Here's what I have to work with:
Main character: A man in his eighties, who is very sensitive.
Setting: The story begins in a nursing home.
Situation: A reunion takes place.
Theme: It's a story about eternal youth.
2.3.17 - Everland - by Jenni Beaver
I could never forget him. Nearly ninety-years-old and always fiddling with something. Playing with an action figure or building a city out of blocks. His room was filled with trinkets from years long before my time. Things I'd never seen before.
"You'll have to excuse Mr. Daly," they told me. "He's sick."
But he didn't think he was sick. He seemed like the healthiest person in the nursing home. That was despite the Alzheimer's diagnosis he'd received three years ago. The other nurses told me he couldn't remember the growing up part of life. The part where he worked a corporate job on Wall Street, lived in a big mansion, and drove fancy cars.
He told me otherwise.
"I've always loved this one," he'd tell me as he slid a car across the carpet. "Just like one I had when I was thirty-five."
It was a black mini Mercedes.

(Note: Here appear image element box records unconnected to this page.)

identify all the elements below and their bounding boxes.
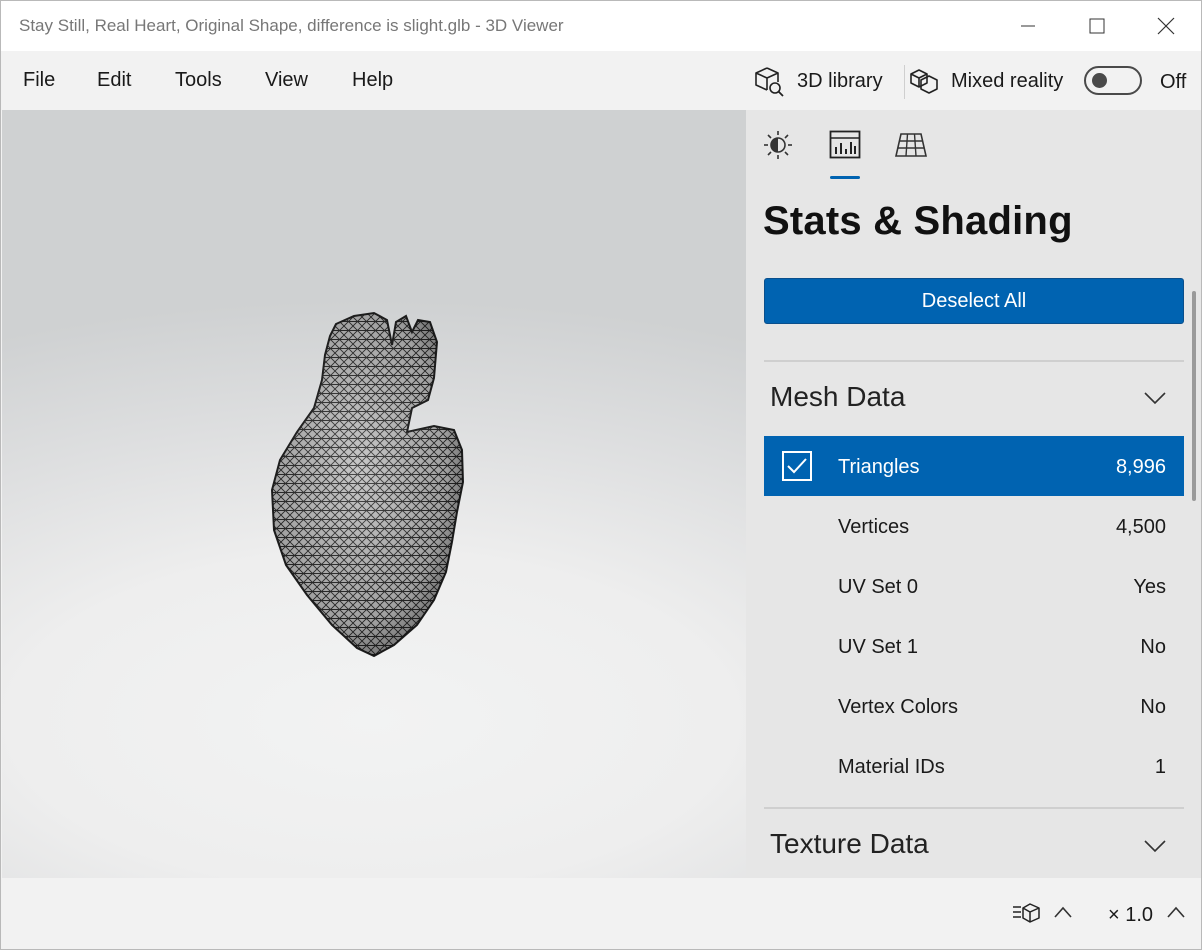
- animation-list-icon[interactable]: [1012, 902, 1042, 924]
- menu-file[interactable]: File: [23, 69, 55, 92]
- section-divider: [764, 360, 1184, 362]
- cube-search-icon: [755, 67, 784, 97]
- toggle-state-label: Off: [1160, 71, 1187, 93]
- menu-tools[interactable]: Tools: [175, 69, 222, 92]
- mesh-row-vertices[interactable]: Vertices 4,500: [764, 496, 1184, 556]
- grid-tab[interactable]: [889, 125, 933, 165]
- menu-edit[interactable]: Edit: [97, 69, 131, 92]
- row-value: No: [1140, 696, 1166, 718]
- stats-icon: [829, 130, 861, 159]
- checkmark-icon: [787, 458, 807, 474]
- chevron-down-icon[interactable]: [1144, 839, 1166, 853]
- toggle-knob: [1092, 73, 1107, 88]
- maximize-button[interactable]: [1063, 1, 1131, 51]
- panel-title: Stats & Shading: [763, 199, 1073, 243]
- mesh-row-triangles[interactable]: Triangles 8,996: [764, 436, 1184, 496]
- menu-bar: File Edit Tools View Help 3D library Mix…: [1, 51, 1201, 110]
- mesh-row-material-ids[interactable]: Material IDs 1: [764, 736, 1184, 796]
- chevron-up-icon[interactable]: [1054, 906, 1072, 918]
- row-value: 4,500: [1115, 516, 1166, 538]
- maximize-icon: [1089, 18, 1105, 34]
- texture-data-header[interactable]: Texture Data: [770, 828, 929, 860]
- active-tab-indicator: [830, 176, 860, 179]
- 3d-library-label: 3D library: [797, 69, 883, 92]
- row-label: UV Set 0: [838, 576, 919, 598]
- mixed-reality-label: Mixed reality: [951, 69, 1064, 92]
- row-label: Vertices: [838, 516, 910, 538]
- row-label: UV Set 1: [838, 636, 919, 658]
- row-value: No: [1140, 636, 1166, 658]
- title-bar: Stay Still, Real Heart, Original Shape, …: [1, 1, 1201, 51]
- row-value: Yes: [1133, 576, 1166, 598]
- close-icon: [1157, 17, 1175, 35]
- section-divider: [764, 807, 1184, 809]
- chevron-down-icon[interactable]: [1144, 391, 1166, 405]
- heart-model[interactable]: [2, 110, 746, 878]
- grid-icon: [895, 133, 927, 157]
- row-label: Triangles: [838, 456, 920, 478]
- 3d-viewport[interactable]: [2, 110, 746, 878]
- sun-icon: [764, 131, 792, 159]
- 3d-library-button[interactable]: 3D library: [753, 61, 883, 101]
- menu-view[interactable]: View: [265, 69, 308, 92]
- window-title: Stay Still, Real Heart, Original Shape, …: [19, 16, 564, 35]
- toolbar-divider: [904, 65, 905, 99]
- mixed-reality-button[interactable]: Mixed reality: [909, 61, 1063, 101]
- mesh-row-uv-set-1[interactable]: UV Set 1 No: [764, 616, 1184, 676]
- row-label: Material IDs: [838, 756, 945, 778]
- app-window: Stay Still, Real Heart, Original Shape, …: [0, 0, 1202, 950]
- row-label: Vertex Colors: [838, 696, 959, 718]
- close-button[interactable]: [1132, 1, 1200, 51]
- deselect-all-button[interactable]: Deselect All: [764, 278, 1184, 324]
- mixed-reality-toggle[interactable]: [1084, 66, 1142, 95]
- mesh-row-vertex-colors[interactable]: Vertex Colors No: [764, 676, 1184, 736]
- lighting-tab[interactable]: [756, 125, 800, 165]
- menu-help[interactable]: Help: [352, 69, 393, 92]
- minimize-button[interactable]: [994, 1, 1062, 51]
- panel-scrollbar[interactable]: [1192, 291, 1196, 501]
- chevron-up-icon[interactable]: [1167, 906, 1185, 918]
- zoom-level: × 1.0: [1108, 904, 1154, 926]
- checkbox[interactable]: [782, 451, 812, 481]
- mesh-data-header[interactable]: Mesh Data: [770, 381, 905, 413]
- mixed-reality-icon: [910, 69, 938, 94]
- row-value: 1: [1154, 756, 1166, 778]
- minimize-icon: [1021, 25, 1035, 27]
- mesh-row-uv-set-0[interactable]: UV Set 0 Yes: [764, 556, 1184, 616]
- stats-tab[interactable]: [823, 125, 867, 165]
- row-value: 8,996: [1115, 456, 1166, 478]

He hadn't forgotten what it felt like to drive it, and he told me at least twenty times how it felt to go fast with the top down.
"How'd you afford something like that, Mr. Daly?"
"Worked a lot. Too much. I didn't know about Everland back then."
The Alzheimer's had affected his ability to form certain words and for nearly four years I assumed 'Everland' was 'Neverland'. I thought he fancied himself as Peter Pan or one of the Lost Boys. Maybe in his head his wife was Wendy and his kids played some kind of role in defeating Captain Hook.
He was sick.
I never questioned things.
That was until the disease had taken its toll and Mr. Carl Daly was struggling to inhale his last breaths. He had stipulations.
One: he had to be outside.
Two: No medicines or IVs or anything of the sort.
Three: Only one nurse could be present.
And the fourth request... that nurse had to be me.
At three o'clock in the morning I found myself sitting in a park trying to keep Mr. Daly warm as he stared up at the stars.
"This is it, isn't it Julie?"
"I think so."
He didn't seem scared in the least. He just smiled up at the stars and I could almost see his wife's reflection in his eyes. He'd lived what seemed like a lifetime without her and now they would finally be together again.
"At least I never have to leave Everland."
"I guess that's why they call it Neverland," I said.
He looked at me, almost startled.
"Neverland isn't real." He was so matter-of-fact.
"You talk about it all the time, Carl. About finding it and living there."
"Everland. It's everland."
He spent his last breaths telling me the meaning of life. He finished with the wisest words I've ever heard.
"Neverland disappears when the movie stops. Everland is made of the love you have for others and the love they have for you. It's all your hopes and dreams and everything you've ever wanted or needed. It's faith in Jesus Christ. It's the realization that growing up should never be an option and that life is too short not to embrace every moment. Everland. Where 'never' doesn't mean anything and 'forever' means everything."
It wasn't long after he said those words that Carl Daly closed his eyes and moved on to the best looking part of Everland. And I sat on a park bench, holding him close, and shedding some tears of my own.
He would say Alzheimer's never took a single thing from him.
He'd smile that cheesy smile and say, "Julie. I've got everything I need up here." And with a tap of his noggin he'd carry on with his work never even realizing I wasn't just a nurse.
My name wasn't Julie.
My name was Amanda Daly.
And Carl was my father. Even if he never knew it.